TECHNICS SL-1015
Arbeiten die wir an diesen Geräten schon gemacht haben:
  • Mechanik komplett überholt
  • Elektronik komplett überholt

 

Spezifikationen:

  • Gerätetype: Plattenspieler
  • Antrieb: Direkt
  • Drehzahlbereiche 33 1/3, 45 und 78 U/Min
  • Drehzahlregelung Ja
  • Quarzregelung: JA
  • Baujahr: 1979 - 1982

Bemerkungen:


  • Diese Geräte sind leider inzwischen sehr selten geworden, denn abgesehen davon das diese Laufwerke damals schon arg teuer im Verkauf waren, "zerlegt" sich die Elektronik bei jahrelanger "Nichtverwendung!"

Infos:


  • Der SL-1015 war ein Plattenspieler im "Baukastenprinzip". Man konnte das Laufwerk (SP-15), die Zarge(n) (SH-15B1,B2,B3) und den Arm (EPA-100/MKII oder EPA-500) auch jeweils einzeln erwerben. Die Haube war in Europa nur in "Rauchglas-dunkel" bei den Zargen dabei, in Japan schien es aber diese auch in Klarglas gegeben zu haben. Alles in allem kein billiger Spass!

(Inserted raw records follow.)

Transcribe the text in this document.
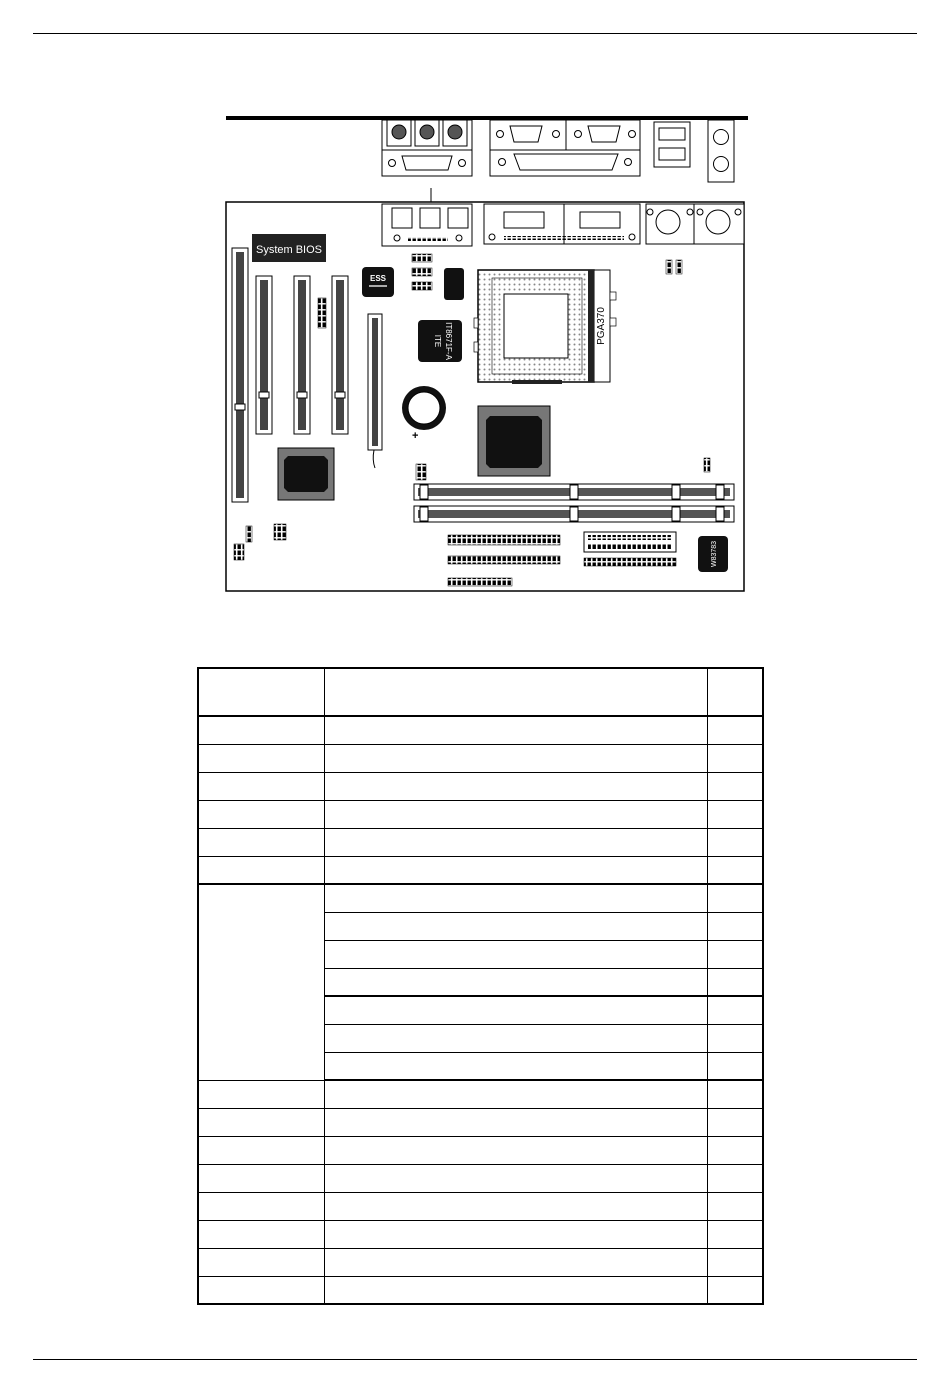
System BIOS
ESS
ITE IT8671F-A
+
PGA370
W83783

    Normalerweise bekommen wir diese Laufwerke (SP-15) einzeln ohne Zarge.

Wissenswertes:


  • Dieses Gerät bietet eine Besonderheit und zwar, das es keinen "normalen" Trafo hat sondern eine "Art" Schaltnetzteil. Man sparte sich damit einen dicken Trafo und verkaufte es als "Inovation". Die Idee war im Grunde eigentlich hervorragennd allerdings war die schaltungstechnische Ausführung auf Dauer katastrophal denn diese Schaltung zeigte nach Jahren ihre Schwächen und vernichtete sich selbst. Das wäre kein Problem wenn es nicht vorab die "Halbleiterfreunde" der Drehzahlregelung und der Drehzahlanzeige mit in den Tod gerissen hätte. Einen originalen Ersatz gibt es nicht aber ein findiger Entwickler hat diesen Schaltungskreis nachgebaut.

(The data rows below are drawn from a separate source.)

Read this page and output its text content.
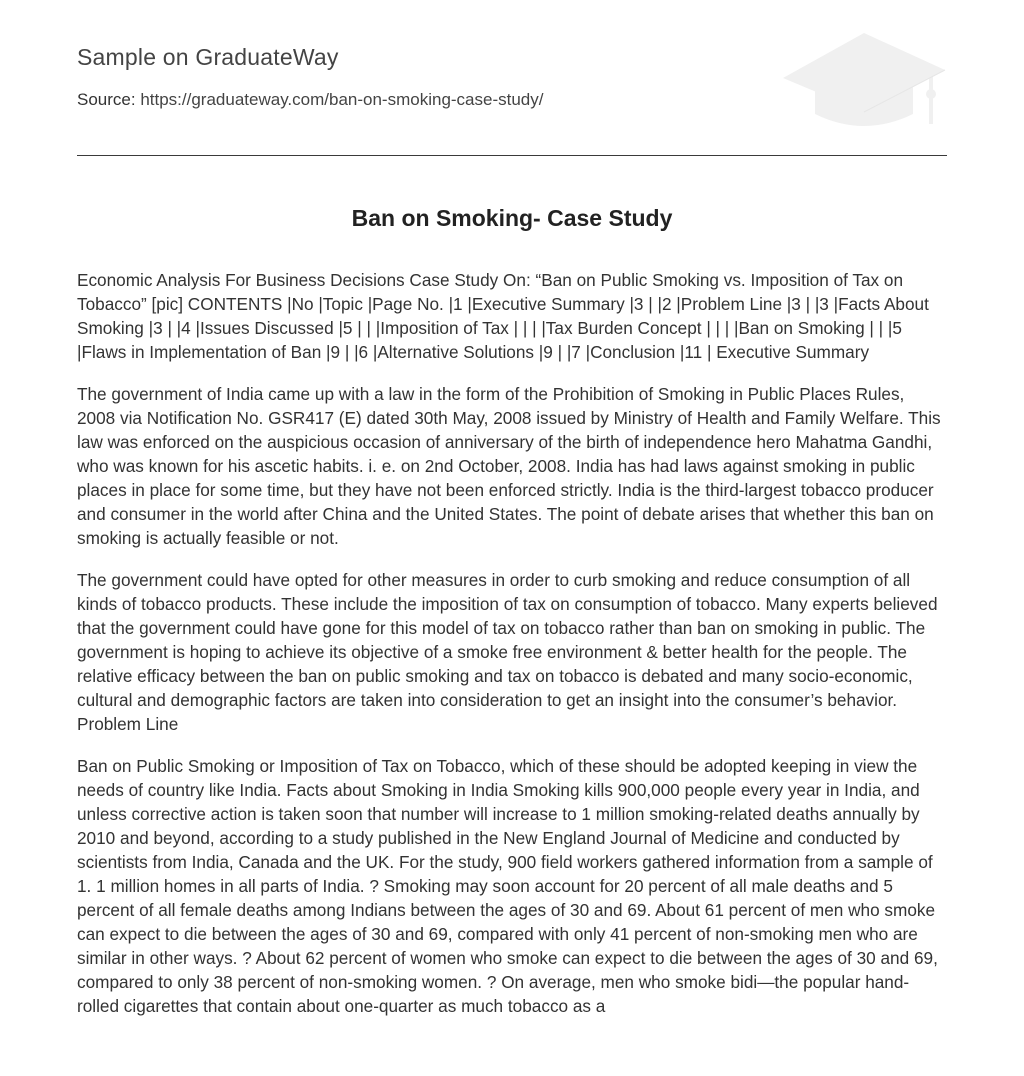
Sample on GraduateWay
Source: https://graduateway.com/ban-on-smoking-case-study/
Ban on Smoking- Case Study

Economic Analysis For Business Decisions Case Study On: “Ban on Public Smoking vs. Imposition of Tax on Tobacco” [pic] CONTENTS |No |Topic |Page No. |1 |Executive Summary |3 | |2 |Problem Line |3 | |3 |Facts About Smoking |3 | |4 |Issues Discussed |5 | | |Imposition of Tax | | | |Tax Burden Concept | | | |Ban on Smoking | | |5 |Flaws in Implementation of Ban |9 | |6 |Alternative Solutions |9 | |7 |Conclusion |11 | Executive Summary

The government of India came up with a law in the form of the Prohibition of Smoking in Public Places Rules, 2008 via Notification No. GSR417 (E) dated 30th May, 2008 issued by Ministry of Health and Family Welfare. This law was enforced on the auspicious occasion of anniversary of the birth of independence hero Mahatma Gandhi, who was known for his ascetic habits. i. e. on 2nd October, 2008. India has had laws against smoking in public places in place for some time, but they have not been enforced strictly. India is the third-largest tobacco producer and consumer in the world after China and the United States. The point of debate arises that whether this ban on smoking is actually feasible or not.

The government could have opted for other measures in order to curb smoking and reduce consumption of all kinds of tobacco products. These include the imposition of tax on consumption of tobacco. Many experts believed that the government could have gone for this model of tax on tobacco rather than ban on smoking in public. The government is hoping to achieve its objective of a smoke free environment & better health for the people. The relative efficacy between the ban on public smoking and tax on tobacco is debated and many socio-economic, cultural and demographic factors are taken into consideration to get an insight into the consumer’s behavior. Problem Line

Ban on Public Smoking or Imposition of Tax on Tobacco, which of these should be adopted keeping in view the needs of country like India. Facts about Smoking in India Smoking kills 900,000 people every year in India, and unless corrective action is taken soon that number will increase to 1 million smoking-related deaths annually by 2010 and beyond, according to a study published in the New England Journal of Medicine and conducted by scientists from India, Canada and the UK. For the study, 900 field workers gathered information from a sample of 1. 1 million homes in all parts of India. ? Smoking may soon account for 20 percent of all male deaths and 5 percent of all female deaths among Indians between the ages of 30 and 69. About 61 percent of men who smoke can expect to die between the ages of 30 and 69, compared with only 41 percent of non-smoking men who are similar in other ways. ? About 62 percent of women who smoke can expect to die between the ages of 30 and 69, compared to only 38 percent of non-smoking women. ? On average, men who smoke bidi—the popular hand-rolled cigarettes that contain about one-quarter as much tobacco as a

    Trotzdessen sollte man beim Gebrauchtkauf sehr vorsichtig sein, ist die Anzeige tot oder läßt sich nicht mehr regeln oder nur sprunghaft, Finger weg!

Nachtrag:


    • Alle Lagerspiegel der TECHNICS SL-1015/SP-15 die bei uns waren, waren alle beschädigt. Ob das nun von der Unart kommt, Plattentellergewichte zu verwenden, was man grundsätzlich tunlichst unterlassen sollte, oder vom "Lauf" der Zeit, kann ich nicht sagen. Grundsätzlich müssen sie, um einen sauberen und schadensfreien Lauf zu gewährleisten, ersetzt werden. Das ist aber nicht so einfach, denn der Lagerspiegel besteht aus einem Stück und ist fest mit der Grundplatte verbunden. Wir fertigen diesen für die Reparaturen/Überholungen an diesen Geräten nach. Allerdings so, das die "Pille" des Lagerspiegels ohne weitere Probleme von jedem ersetzbar ist, da sie in einer angefertigten Messingwanne sitzt. Sollte es also vorkommen, das man diese durch Zusatzgewichte auf dem Teller wieder beschädigt hat, gibt es dann keine Probleme mehr.

      Am Anfang haben wir die "Pillen" noch aus PTFE produziert, inzwischen aber aus PEEK, welches noch härter ist aber trotzdem mit unserem spez. Öl zusammen hervorragende Gleiteigenschaften hat.